Let’s leave it as an exercise for you. First try to find out the states and matrix M. And check if it matches with your solution. Also find matrix A and B.
| a 0 c d 1 |
| 1 0 0 0 0 |
| 0 1 0 0 0 |
| 0 0 1 0 0 |
| 0 0 0 0 1 |
Type 6:
Sometimes the recurrence is given like this:
f(n) = f(n-1) -> if n is odd
f(n) = f(n-2) -> if n is even
In short:
f(n) = (n&1) X f(n-1) + (!(n&1)) X f(n-2)
Here, we can split the functions in the basis of odd even and keep 2 different matrix for both of them and calculate them separately.
Type 7:
Feeling little too confident? Good for you. Sometimes we may need to maintain more than one recurrence, where they are interested. For example, let a recurrence re;atopm be:
g(n) = 2g(n-1) + 2g(n-2) + f(n)
Here, recurrence g(n) is dependent upon f(n)

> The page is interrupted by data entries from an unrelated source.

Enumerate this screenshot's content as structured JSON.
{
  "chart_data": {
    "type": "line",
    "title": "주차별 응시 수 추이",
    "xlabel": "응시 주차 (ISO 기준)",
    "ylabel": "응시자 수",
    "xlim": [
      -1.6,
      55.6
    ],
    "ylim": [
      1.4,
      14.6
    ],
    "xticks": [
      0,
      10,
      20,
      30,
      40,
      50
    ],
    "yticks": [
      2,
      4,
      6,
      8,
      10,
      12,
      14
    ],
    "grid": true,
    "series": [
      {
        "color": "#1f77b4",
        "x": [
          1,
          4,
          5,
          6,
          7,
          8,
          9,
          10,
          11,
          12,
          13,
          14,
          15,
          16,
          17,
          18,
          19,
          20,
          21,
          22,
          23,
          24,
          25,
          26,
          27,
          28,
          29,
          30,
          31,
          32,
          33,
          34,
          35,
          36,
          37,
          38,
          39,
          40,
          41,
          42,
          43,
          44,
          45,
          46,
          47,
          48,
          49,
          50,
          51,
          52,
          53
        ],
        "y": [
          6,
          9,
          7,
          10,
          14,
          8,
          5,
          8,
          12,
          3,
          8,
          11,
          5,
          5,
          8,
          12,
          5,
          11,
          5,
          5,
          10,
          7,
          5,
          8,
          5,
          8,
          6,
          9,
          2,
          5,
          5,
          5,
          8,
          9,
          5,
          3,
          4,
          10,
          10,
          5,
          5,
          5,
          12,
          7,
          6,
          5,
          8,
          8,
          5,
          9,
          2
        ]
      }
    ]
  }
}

and this can be calculated in the same matrix but of increased dimensions. From these let’s at first design the matrices A and B.
Matrix A Matrix B
| g(n) | | g(n+1) |
| g(n-1) | | g(n) |
| f(n+1) | | f(n+2) |
| f(n) | | f(n+1) |
Here, g(n+1) = 2g(n-1) + f(n+1) and f(n+2) = 2f(n+1) + 2f(n)
.
Now, using the processes stated above, we can find the objective matrix M to be:
| 2 2 1 0 |
| 1 0 0 0 |
| 0 0 2 2 |
| 0 0 1 0 |
So, these are the basic categories of recurrence relations which are used to solveby this simple technique.